The Difference between 'Contagious' and 'Infectious'
Monday August 10th 2020
How is contagious different from infectious? — Juniper, United States
The difference between contagious and infectious can be difficult to figure out because there is some overlap in meaning.
An infectious agent is something that gets you sick. An infectious illness is one that spreads by an infectious agent entering the body. A contagious illness is one that is spread by coming into contact with someone who is sick (who is infected with an infectious agent).
Something contagious (such as a virus or bacteria) is spread from one person or animal to another by touching or by coming into contact with another person or animal's germs.
All contagious diseases are also infectious because if you can catch it from someone then their germs (viruses or bacteria) are being passed to you. But not all infectious diseases are also contagious. Infectious illnesses are spread by an infectious (=infection causing) agent (such as a virus or bacteria) entering the body, but some infectious illnesses, such as food poisoning, cannot be spread to another person.

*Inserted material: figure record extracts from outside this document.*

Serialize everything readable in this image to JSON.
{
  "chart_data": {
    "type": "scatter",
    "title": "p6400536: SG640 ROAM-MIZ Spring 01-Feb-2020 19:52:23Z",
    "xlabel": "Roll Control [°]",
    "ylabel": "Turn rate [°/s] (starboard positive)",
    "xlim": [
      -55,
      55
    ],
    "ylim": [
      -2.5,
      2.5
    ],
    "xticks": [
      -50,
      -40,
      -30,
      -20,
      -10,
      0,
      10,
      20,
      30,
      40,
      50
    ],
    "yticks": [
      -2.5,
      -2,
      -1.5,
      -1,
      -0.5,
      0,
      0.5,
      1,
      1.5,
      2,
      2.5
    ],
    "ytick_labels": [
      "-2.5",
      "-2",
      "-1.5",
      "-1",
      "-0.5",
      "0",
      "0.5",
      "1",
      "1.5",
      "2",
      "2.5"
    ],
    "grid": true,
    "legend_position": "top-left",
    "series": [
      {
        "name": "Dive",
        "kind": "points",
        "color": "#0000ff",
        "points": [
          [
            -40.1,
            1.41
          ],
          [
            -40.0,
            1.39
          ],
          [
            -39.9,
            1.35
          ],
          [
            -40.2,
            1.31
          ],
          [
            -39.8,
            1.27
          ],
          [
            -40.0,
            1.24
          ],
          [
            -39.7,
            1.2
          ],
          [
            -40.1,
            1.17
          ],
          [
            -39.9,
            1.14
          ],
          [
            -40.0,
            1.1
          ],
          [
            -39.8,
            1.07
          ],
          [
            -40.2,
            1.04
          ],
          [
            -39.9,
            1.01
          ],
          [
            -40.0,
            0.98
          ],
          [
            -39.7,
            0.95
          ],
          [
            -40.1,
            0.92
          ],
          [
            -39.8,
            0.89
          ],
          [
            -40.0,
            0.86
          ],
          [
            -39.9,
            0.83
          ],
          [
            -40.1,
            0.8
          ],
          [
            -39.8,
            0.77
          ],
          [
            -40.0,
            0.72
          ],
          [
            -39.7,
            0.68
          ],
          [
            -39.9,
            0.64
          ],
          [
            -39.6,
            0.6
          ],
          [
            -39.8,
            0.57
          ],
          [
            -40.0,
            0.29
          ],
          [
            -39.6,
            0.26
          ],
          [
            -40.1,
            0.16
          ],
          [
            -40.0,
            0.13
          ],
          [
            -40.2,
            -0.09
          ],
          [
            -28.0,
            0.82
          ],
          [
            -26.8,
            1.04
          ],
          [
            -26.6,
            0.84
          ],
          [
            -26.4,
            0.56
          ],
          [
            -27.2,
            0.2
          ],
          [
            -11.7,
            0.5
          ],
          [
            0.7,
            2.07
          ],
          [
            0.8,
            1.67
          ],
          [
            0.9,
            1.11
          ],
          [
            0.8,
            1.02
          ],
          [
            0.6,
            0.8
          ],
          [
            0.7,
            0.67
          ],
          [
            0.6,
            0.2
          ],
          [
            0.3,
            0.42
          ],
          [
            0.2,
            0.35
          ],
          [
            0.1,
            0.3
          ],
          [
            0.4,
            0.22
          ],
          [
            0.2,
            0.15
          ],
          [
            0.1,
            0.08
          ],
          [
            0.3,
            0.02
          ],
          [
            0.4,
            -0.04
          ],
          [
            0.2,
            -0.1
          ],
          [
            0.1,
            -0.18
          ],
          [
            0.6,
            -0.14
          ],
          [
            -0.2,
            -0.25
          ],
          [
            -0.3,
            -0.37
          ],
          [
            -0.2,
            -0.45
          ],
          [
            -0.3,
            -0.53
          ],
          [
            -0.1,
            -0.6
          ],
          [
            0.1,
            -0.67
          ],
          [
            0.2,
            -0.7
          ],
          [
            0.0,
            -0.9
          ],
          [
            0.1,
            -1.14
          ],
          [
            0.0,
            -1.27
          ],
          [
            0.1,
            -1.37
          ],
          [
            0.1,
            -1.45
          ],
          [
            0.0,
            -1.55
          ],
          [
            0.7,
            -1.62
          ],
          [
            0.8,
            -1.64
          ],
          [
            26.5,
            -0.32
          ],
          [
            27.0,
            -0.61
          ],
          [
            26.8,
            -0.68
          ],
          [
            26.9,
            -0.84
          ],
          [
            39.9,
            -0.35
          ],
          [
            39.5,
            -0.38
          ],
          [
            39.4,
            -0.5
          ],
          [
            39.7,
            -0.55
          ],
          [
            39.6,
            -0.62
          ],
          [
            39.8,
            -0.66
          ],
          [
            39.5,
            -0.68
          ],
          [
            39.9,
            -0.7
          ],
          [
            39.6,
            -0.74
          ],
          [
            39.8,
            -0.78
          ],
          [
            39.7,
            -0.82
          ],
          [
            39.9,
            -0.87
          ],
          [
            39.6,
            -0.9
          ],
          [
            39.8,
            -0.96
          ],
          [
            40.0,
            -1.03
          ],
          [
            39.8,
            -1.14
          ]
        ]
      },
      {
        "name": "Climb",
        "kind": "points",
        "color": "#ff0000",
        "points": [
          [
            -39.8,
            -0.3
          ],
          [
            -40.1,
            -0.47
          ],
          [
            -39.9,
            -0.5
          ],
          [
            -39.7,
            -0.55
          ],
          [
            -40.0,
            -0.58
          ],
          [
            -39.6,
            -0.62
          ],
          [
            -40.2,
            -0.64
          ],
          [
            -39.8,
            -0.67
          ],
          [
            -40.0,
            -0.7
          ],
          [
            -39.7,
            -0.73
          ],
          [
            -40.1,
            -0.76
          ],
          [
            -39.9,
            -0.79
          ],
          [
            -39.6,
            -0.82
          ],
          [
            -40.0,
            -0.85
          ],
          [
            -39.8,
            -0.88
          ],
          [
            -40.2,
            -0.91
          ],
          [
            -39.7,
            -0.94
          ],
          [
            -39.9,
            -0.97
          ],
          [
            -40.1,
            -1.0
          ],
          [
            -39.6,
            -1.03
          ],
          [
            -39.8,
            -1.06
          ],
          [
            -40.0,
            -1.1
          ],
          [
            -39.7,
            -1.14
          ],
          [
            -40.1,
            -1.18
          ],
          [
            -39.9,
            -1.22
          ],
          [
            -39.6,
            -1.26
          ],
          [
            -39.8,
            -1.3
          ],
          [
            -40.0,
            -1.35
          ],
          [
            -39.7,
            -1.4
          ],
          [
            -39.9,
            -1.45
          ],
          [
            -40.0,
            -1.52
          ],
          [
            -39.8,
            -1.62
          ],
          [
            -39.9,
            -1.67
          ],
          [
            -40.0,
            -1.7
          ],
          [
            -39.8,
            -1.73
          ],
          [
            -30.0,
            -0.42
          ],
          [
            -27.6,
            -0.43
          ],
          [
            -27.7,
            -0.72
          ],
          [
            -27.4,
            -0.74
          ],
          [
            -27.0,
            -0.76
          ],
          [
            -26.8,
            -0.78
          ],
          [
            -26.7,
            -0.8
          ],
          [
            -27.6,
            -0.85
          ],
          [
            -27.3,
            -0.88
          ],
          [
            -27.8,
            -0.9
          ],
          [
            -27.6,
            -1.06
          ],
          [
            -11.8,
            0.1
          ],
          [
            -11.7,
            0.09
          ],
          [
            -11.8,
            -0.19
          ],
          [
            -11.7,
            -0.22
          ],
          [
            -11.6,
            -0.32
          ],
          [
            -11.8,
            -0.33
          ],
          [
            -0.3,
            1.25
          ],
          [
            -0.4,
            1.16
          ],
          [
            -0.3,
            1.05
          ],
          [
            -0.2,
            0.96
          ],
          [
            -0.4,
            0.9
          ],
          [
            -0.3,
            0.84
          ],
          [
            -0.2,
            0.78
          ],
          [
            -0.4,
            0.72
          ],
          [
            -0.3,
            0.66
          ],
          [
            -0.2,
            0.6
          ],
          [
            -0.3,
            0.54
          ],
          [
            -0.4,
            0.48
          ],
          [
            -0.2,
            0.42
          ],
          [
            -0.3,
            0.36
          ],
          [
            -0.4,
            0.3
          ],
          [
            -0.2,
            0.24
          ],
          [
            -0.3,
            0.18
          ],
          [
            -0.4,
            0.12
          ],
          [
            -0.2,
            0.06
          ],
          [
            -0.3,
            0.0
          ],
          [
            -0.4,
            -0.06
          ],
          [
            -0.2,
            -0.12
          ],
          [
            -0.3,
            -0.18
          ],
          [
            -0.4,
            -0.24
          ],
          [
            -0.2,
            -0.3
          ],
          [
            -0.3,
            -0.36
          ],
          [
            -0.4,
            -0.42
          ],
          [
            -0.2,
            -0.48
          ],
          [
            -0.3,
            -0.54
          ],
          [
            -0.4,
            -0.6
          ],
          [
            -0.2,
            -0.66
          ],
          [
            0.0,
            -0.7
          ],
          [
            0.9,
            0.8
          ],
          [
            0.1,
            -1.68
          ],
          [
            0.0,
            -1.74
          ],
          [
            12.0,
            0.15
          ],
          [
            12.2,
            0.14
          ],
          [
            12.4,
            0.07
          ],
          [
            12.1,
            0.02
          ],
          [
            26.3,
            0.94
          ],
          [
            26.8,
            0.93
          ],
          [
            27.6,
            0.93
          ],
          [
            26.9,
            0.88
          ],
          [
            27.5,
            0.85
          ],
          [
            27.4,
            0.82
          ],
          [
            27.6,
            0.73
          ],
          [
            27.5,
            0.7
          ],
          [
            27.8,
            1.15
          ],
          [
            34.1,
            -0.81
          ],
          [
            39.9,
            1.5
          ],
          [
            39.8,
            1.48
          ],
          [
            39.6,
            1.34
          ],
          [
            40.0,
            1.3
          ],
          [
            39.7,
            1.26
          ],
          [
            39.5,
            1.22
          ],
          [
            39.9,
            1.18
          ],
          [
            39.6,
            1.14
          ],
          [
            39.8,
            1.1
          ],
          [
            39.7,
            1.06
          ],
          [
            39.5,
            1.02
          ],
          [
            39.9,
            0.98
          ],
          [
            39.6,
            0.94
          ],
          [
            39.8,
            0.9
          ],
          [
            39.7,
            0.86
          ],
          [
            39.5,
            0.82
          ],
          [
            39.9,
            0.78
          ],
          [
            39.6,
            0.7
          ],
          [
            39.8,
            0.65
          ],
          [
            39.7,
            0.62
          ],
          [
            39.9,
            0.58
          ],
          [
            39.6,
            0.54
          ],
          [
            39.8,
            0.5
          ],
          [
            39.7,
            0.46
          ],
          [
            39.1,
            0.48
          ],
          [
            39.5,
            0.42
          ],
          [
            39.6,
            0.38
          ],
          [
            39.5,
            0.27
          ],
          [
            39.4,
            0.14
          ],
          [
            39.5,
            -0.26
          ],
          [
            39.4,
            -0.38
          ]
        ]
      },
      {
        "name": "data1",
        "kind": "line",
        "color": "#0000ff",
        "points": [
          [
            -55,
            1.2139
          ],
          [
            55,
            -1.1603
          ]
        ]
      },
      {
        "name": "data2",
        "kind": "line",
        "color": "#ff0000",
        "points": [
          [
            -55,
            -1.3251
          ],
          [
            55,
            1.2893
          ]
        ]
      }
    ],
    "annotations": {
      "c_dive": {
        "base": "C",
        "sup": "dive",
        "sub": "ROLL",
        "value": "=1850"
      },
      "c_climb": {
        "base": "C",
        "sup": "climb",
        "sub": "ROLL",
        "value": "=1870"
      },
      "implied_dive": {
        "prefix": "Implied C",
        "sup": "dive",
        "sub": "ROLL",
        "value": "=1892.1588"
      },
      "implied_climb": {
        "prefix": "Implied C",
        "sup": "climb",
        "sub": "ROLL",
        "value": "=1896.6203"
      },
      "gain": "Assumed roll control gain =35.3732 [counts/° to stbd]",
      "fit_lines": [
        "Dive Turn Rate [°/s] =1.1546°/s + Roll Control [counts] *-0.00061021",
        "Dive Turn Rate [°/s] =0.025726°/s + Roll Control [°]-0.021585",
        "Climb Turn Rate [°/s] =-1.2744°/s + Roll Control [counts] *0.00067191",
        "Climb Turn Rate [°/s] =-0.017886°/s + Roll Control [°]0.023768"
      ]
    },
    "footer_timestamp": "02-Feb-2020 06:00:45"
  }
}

For example, a cold is contagious and infectious: an infectious agent (e.g. a cold virus) enters the body and is passed to other people by contact (e.g. shaking hands or kissing). Food poisoning is only infectious: an infectious agent (e.g. bacteria) enters the body but you cannot spread food poisoning to other people.
There is another common use of these words. Contagious and infectious are often used figuratively. Both words are used to say that something (not a virus or bacteria) can be spread to other people: A laugh or a smile can be contagious/infectious. For example, you can say "She had an infectious laugh" (=her laugh made other people around her laugh, too).